イタリアでなんでこういう改革ができたかというと、精神科病院が公立が主だったからだと聞きました。公務員だから、病院の仕事を地域の仕事に移動させればいい。日本の精神科病院はほとんど民間です。儲けるためにはベッドを埋めないといけない。最近は長期入院はさせないようにしても、3カ月たてば急性期病棟に入院できる。回転ドアのような状態も多いのではないだろうか。長期的に地域で生活できるための社会資源も少ないし、差別も根強い。わたしが勉強したときにも精神科病院の病床を減らすという目標がありましたが、何年たっても改革は進みません。精神科病床数が日本はダントツに多いだけでなく、入院日数も群を抜いて異常に長いのです。
参考
この映画は、病院のデイケアに左遷された男が、精神障害を持つ人たちに自分で稼ぐ仕事をさせようとします。みんなは年金をもらっているし、特別に仕事したいと思っていない。自分たちに自由はないと思っている。でも、仕事の面白さ、お金を稼ぐ面白さに目覚めていく。でも悲劇も起こり挫折し、その後・・・。イタリア人らしく面白おかしく描いて楽しめて心痛める映画です。Amazonプライムで観られるのがうれしい。

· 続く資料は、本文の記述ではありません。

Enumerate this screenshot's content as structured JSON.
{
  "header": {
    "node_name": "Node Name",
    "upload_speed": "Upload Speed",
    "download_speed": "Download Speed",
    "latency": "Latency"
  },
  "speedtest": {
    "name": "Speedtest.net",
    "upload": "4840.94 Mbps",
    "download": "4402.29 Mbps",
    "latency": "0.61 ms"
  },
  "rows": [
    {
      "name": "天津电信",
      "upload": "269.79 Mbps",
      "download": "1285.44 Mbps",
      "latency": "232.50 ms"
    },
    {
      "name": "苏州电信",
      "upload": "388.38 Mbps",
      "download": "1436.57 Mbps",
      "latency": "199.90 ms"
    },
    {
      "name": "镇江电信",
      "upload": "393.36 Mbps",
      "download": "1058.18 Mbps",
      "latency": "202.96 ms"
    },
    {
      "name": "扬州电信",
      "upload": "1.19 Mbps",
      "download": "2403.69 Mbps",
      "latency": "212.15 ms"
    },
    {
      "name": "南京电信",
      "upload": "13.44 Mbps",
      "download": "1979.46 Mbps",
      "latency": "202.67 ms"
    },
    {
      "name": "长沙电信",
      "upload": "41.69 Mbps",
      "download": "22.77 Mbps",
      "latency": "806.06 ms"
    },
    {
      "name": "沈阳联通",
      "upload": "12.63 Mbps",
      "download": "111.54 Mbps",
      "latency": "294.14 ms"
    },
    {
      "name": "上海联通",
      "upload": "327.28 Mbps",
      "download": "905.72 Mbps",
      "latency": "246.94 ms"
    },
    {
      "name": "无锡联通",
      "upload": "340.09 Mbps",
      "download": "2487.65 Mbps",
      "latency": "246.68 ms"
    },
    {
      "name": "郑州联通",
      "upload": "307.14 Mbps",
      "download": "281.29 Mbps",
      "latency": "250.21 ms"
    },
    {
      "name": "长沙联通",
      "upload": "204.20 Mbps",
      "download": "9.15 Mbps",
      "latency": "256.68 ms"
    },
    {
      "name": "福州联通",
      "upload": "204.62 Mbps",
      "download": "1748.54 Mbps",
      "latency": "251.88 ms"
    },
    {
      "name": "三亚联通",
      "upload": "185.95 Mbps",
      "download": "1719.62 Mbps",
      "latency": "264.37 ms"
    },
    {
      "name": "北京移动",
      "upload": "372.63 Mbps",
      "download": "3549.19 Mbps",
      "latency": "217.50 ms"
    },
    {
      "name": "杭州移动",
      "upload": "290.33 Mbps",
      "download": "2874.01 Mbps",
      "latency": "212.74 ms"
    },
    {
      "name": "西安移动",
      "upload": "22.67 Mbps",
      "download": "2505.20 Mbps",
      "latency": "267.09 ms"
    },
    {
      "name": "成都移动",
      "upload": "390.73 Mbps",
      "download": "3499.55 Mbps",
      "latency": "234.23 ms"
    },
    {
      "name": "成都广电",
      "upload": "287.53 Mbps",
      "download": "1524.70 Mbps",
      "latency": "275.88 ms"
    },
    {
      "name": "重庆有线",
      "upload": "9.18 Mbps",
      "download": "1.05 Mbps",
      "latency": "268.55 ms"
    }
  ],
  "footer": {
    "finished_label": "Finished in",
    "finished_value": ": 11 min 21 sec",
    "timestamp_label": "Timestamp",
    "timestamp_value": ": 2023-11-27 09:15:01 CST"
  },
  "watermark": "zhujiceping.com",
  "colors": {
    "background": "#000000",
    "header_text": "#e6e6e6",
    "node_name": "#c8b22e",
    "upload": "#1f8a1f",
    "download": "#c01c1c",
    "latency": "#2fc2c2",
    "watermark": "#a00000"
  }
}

この映画は、ずいぶん前に患者さんたちの絵の展覧会を開いたときに、イベントの一つとして上映しました。あの頃は自分にパワーがあったなと思い出します。チラシ作り、ドクターへの交渉や絵の搬入、いろいろなことを協力者の看護師さんとやったのでした。いろいろ自由にできる職場でした。田舎に住むと目立たないようにしている自分がいます。引きこもりとなっています。